Le fait que des professionnels de la santé en Suisse ont été approchés en vue de MGF, est l’occasion de rappeler que la MGF est illégale. Elle est reconnue à l’échelle internationale et suisse comme une atteinte aux droits de la personne et à l’intégrité corporelle.14,15 La revendication d’un droit à la différence culturelle est donc non recevable.
Cependant, l’enracinement des mutilations génitales est tel que, malgré l’existence de lois qui les interdisent dans la majorité des pays concernés, il est possible que des mères excisent leurs filles alors qu’elles souhaitent au fond l’abolition de telles pratiques.16,17 Les filles provenant de pays à haute prévalence de MGF doivent donc bénéficier d’une prévention par l’information et l’éducation visant à les protéger, mais aussi leur future descendance, en cas de retour au pays.
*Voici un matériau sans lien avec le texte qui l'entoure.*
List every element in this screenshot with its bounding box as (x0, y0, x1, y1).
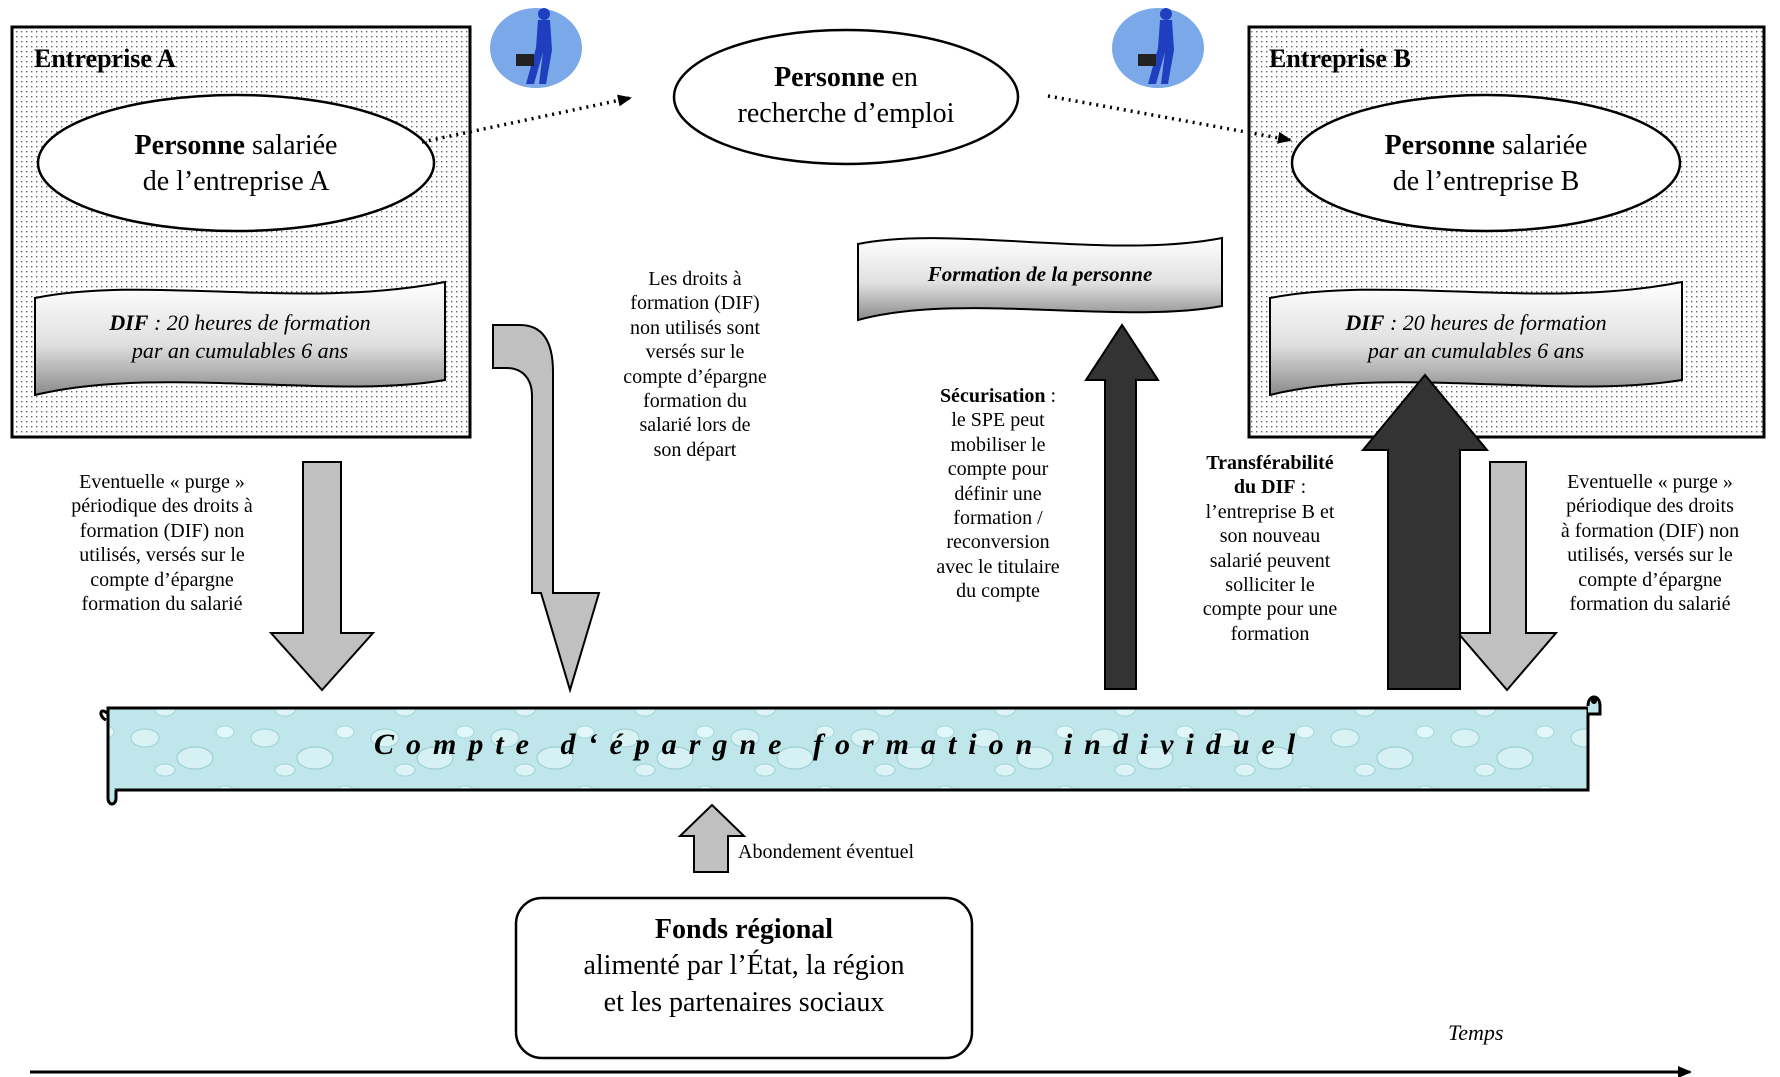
person-b-rest: salariée (1494, 130, 1588, 161)
securisation-rest: : (1045, 385, 1057, 407)
purge-arrow-right (1455, 461, 1559, 692)
person-b-bold: Personne (1384, 130, 1495, 161)
purge-left-line: Eventuelle « purge » (79, 471, 245, 493)
savings-account-banner (99, 695, 1602, 806)
transferability-line: l’entreprise B et (1205, 500, 1335, 523)
dif-scroll-a (34, 280, 446, 397)
transferability-line: solliciter le (1225, 573, 1315, 596)
transferability-text: Transférabilité du DIF : l’entreprise B … (1168, 451, 1372, 646)
regional-fund-box (514, 896, 974, 1060)
person-b-label: Personne salariée de l’entreprise B (1306, 128, 1666, 201)
securisation-arrow (1084, 323, 1160, 690)
departure-note-line: formation du (643, 389, 747, 412)
company-b-title: Entreprise B (1269, 44, 1411, 73)
regional-fund-line2: alimenté par l’État, la région (583, 950, 905, 982)
job-seeker-rest: en (884, 62, 918, 93)
abondement-label: Abondement éventuel (738, 841, 915, 863)
person-b-ellipse (1290, 93, 1682, 233)
person-b-line2: de l’entreprise B (1392, 166, 1580, 198)
transferability-rest: : (1295, 476, 1307, 499)
transferability-bold2: du DIF (1233, 476, 1296, 499)
person-a-bold: Personne (134, 130, 245, 161)
person-a-ellipse (36, 93, 436, 233)
securisation-line: du compte (956, 580, 1040, 603)
dif-a-line2: par an cumulables 6 ans (131, 337, 349, 363)
departure-curved-arrow (492, 324, 601, 694)
company-a-title: Entreprise A (34, 44, 176, 73)
securisation-line: avec le titulaire (936, 555, 1060, 578)
dotted-arrow-leave-a (421, 94, 632, 144)
purge-left-line: formation du salarié (81, 592, 243, 615)
training-scroll (857, 236, 1223, 322)
departure-note-line: salarié lors de (639, 414, 751, 437)
purge-right-line: utilisés, versés sur le (1567, 544, 1733, 567)
departure-note-line: compte d’épargne (623, 365, 767, 388)
person-a-line2: de l’entreprise A (142, 166, 330, 198)
transferability-bold1: Transférabilité (1206, 452, 1334, 474)
purge-left-text: Eventuelle « purge » périodique des droi… (42, 470, 282, 616)
purge-left-line: utilisés, versés sur le (79, 544, 245, 567)
job-seeker-bold: Personne (774, 62, 885, 93)
purge-left-line: formation (DIF) non (79, 519, 245, 542)
transferability-line: compte pour une (1202, 598, 1338, 621)
securisation-text: Sécurisation : le SPE peut mobiliser le … (898, 384, 1098, 604)
departure-note-line: son départ (653, 438, 737, 461)
regional-fund-bold: Fonds régional (654, 914, 834, 945)
walking-person-icon-left (490, 8, 582, 88)
securisation-line: le SPE peut (951, 409, 1045, 432)
departure-note-line: Les droits à (648, 268, 742, 290)
departure-note-line: non utilisés sont (629, 316, 760, 339)
dif-a-bold: DIF (109, 310, 149, 335)
purge-right-line: périodique des droits (1566, 495, 1734, 518)
dif-a-rest: : 20 heures de formation (148, 310, 371, 335)
dif-b-rest: : 20 heures de formation (1384, 310, 1607, 335)
dif-b-bold: DIF (1345, 310, 1385, 335)
regional-fund-text: Fonds régional alimenté par l’État, la r… (516, 912, 972, 1021)
walking-person-icon-right-body (1112, 8, 1204, 88)
training-scroll-text: Formation de la personne (927, 262, 1153, 286)
transferability-arrow (1360, 373, 1490, 690)
dif-b-line2: par an cumulables 6 ans (1367, 337, 1585, 363)
securisation-bold: Sécurisation (939, 385, 1046, 407)
job-seeker-ellipse (672, 28, 1020, 166)
job-seeker-label: Personne en recherche d’emploi (690, 60, 1002, 133)
person-a-rest: salariée (244, 130, 338, 161)
transferability-line: formation (1230, 622, 1310, 645)
abondement-arrow (677, 803, 747, 873)
dif-scroll-b (1269, 280, 1683, 397)
securisation-line: reconversion (946, 531, 1050, 554)
job-seeker-line2: recherche d’emploi (737, 98, 955, 130)
banner-title: Compte d‘épargne formation individuel (374, 728, 1308, 761)
dif-a-text: DIF : 20 heures de formation par an cumu… (40, 309, 440, 364)
purge-arrow-left (268, 461, 376, 692)
regional-fund-line3: et les partenaires sociaux (603, 986, 885, 1018)
transferability-line: salarié peuvent (1209, 549, 1331, 572)
securisation-line: compte pour (947, 458, 1049, 481)
purge-right-line: Eventuelle « purge » (1567, 471, 1733, 493)
purge-left-line: périodique des droits à (71, 495, 253, 518)
purge-right-line: formation du salarié (1569, 592, 1731, 615)
dif-b-text: DIF : 20 heures de formation par an cumu… (1276, 309, 1676, 364)
purge-left-line: compte d’épargne (90, 568, 234, 591)
person-a-label: Personne salariée de l’entreprise A (56, 128, 416, 201)
purge-right-text: Eventuelle « purge » périodique des droi… (1528, 470, 1772, 616)
securisation-line: formation / (953, 506, 1043, 529)
securisation-line: mobiliser le (950, 433, 1046, 456)
securisation-line: définir une (954, 482, 1042, 505)
departure-note-text: Les droits à formation (DIF) non utilisé… (590, 267, 800, 462)
transferability-line: son nouveau (1219, 525, 1321, 548)
purge-right-line: compte d’épargne (1578, 568, 1722, 591)
time-label: Temps (1448, 1020, 1504, 1045)
departure-note-line: formation (DIF) (630, 292, 760, 315)
departure-note-line: versés sur le (645, 341, 745, 364)
dotted-arrow-join-b (1047, 94, 1292, 144)
purge-right-line: à formation (DIF) non (1560, 519, 1740, 542)
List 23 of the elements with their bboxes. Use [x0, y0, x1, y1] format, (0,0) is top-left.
La mutilation génitale féminine est un problème médical et psychosocial avec une dimension éthique et légale. L’aborder demande des connaissances interculturelles et des compétences spécifiques, aussi bien sur le plan médico-chirurgical que de la communication. Le décalage entre les attentes culturelles et familiales et les expériences individuelles influencées par le pays d’accueil, la Suisse, peut s’avérer particulièrement difficile à vivre pour les adolescentes concernées.
Les mutilations génitales sont également fréquemment associées aux autres formes de violence envers les femmes et les enfants (mariages forcés et/ou précoces, violence du couple et violence communautaire).9,18
En termes de prévention, il s’agit à la fois d’offrir des réponses aux filles qui grandissent ici mais d’informer également leurs mères qui demeurent parfois attachées à cette coutume.
Il est nécessaire de :
> Connaître les différents types de mutilation génitale, les complications ainsi que les difficultés et interrogations y relatives en particulier à l’adolescence
> Savoir aborder la thématique avec des adolescentes provenant des régions à forte prévalence de MGF en tenant compte des implications personnelles, familiales et culturelles
> Savoir renseigner et accompagner des adolescentes victimes de mutilations génitales souhaitant une désinfibulation
> Connaître le cadre légal
In Switzerland, the estimated number of survivors after traditional female genital mutilation in the country of origin or girls and adult women at risk is 6-7000. Health professionals must be able to respond adequately to their questions not only during adolescence but through out the different periods of life.
The lack of information or transmission by the seniors as well before the excision as at the time of sexual maturity contributes in a large measure to the frequent biographic trauma. It can be very difficult for the girls to deal with the gap between socio cultural and family expectations and their individual life experience in Switzerland.